Unsupervised Metrics Example¶
This notebook contains an example of how unsupervised metrics can be applied to a dataset, how they can be used in other Iguanas modules and how to create your own.
Requirements¶
To run, you’ll need the following:
A dataset containing binary predictor columns
Import packages¶
[1]:
from iguanas.metrics.unsupervised import AlertsPerDay, PercVolume
import pandas as pd
import numpy as np
Create data¶
Let’s create some dummy predictor columns. For this example, let’s assume the dummy predictor columns represent rules that have been applied to a dataset.
[2]:
np.random.seed(0)
y_pred = pd.Series(np.random.randint(0, 2, 1000), name = 'A')
y_preds = pd.DataFrame(np.random.randint(0, 2, (1000, 5)), columns=[i for i in 'ABCDE'])

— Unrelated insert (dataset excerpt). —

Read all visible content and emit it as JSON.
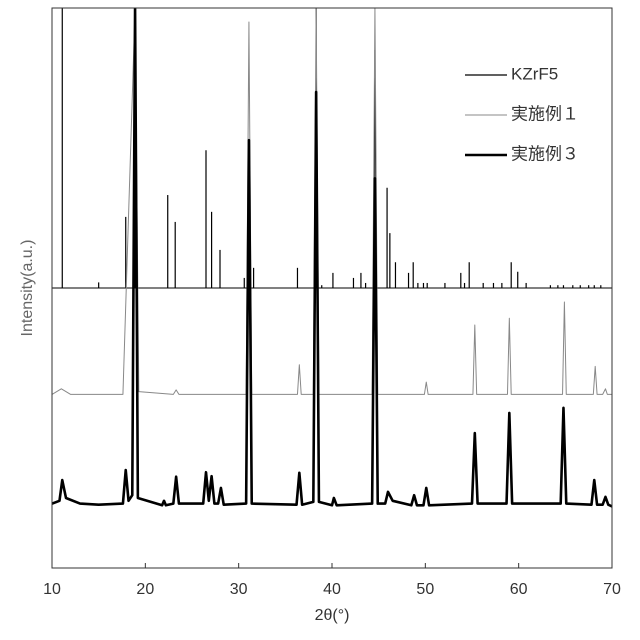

Apply optimisation functions¶
There are currently two unsupervised metrics available:
Alerts per day (calculates the negative squared difference between the daily number of records a rule flags vs the targetted daily number of records flagged)
Percentage of volume (calculates the negative squared difference between the percentage of the overall volume that the rule flags vs the targetted percentage of volume flagged)

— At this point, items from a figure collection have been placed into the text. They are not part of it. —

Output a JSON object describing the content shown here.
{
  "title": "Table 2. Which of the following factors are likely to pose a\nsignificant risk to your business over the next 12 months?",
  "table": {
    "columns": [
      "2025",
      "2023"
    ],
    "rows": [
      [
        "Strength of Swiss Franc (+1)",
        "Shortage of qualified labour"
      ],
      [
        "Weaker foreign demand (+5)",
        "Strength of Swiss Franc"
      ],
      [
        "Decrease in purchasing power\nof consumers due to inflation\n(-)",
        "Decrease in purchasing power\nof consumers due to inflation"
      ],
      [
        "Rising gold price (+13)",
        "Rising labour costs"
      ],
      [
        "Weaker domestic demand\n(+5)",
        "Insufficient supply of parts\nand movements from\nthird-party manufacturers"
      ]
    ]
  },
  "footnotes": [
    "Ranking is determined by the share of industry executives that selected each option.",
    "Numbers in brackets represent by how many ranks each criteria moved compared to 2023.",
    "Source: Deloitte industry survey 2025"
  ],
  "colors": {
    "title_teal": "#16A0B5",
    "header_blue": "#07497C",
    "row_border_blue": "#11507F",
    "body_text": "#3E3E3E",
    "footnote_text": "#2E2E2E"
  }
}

Instantiate class and run fit method¶
We can run the .fit() method to calculate the optimisation metric for each column in the dataset.
Alerts per day¶
[3]:
apd = AlertsPerDay(n_alerts_expected_per_day=5, no_of_days_in_file=10)
# Single predictor
rule_apd = apd.fit(y_preds=y_pred)
# Multiple predictors
rule_apds = apd.fit(y_preds=y_preds)
Percentage of volume¶
[4]:
pv = PercVolume(perc_vol_expected=0.02)
# Single predictor
rule_pv = pv.fit(y_preds=y_pred)
# Multiple predictors
rule_pvs = pv.fit(y_preds=y_preds)
Outputs¶
The .fit() method returns the optimisation metric defined by the class:
[5]:
rule_apd, rule_apds
[5]:
(-2061.16, array([-2237.29, -1738.89, -2313.61, -2227.84, -2034.01]))
[6]:
rule_pv, rule_pvs
[6]:
(-0.234256, array([-0.253009, -0.199809, -0.261121, -0.252004, -0.231361]))
The .fit() method can be fed into various Iguanas modules as an argument (wherever the opt_func
parameter appears). For example, in the RuleGeneratorOpt module, you can set the metric used to optimise the rules using this methodology.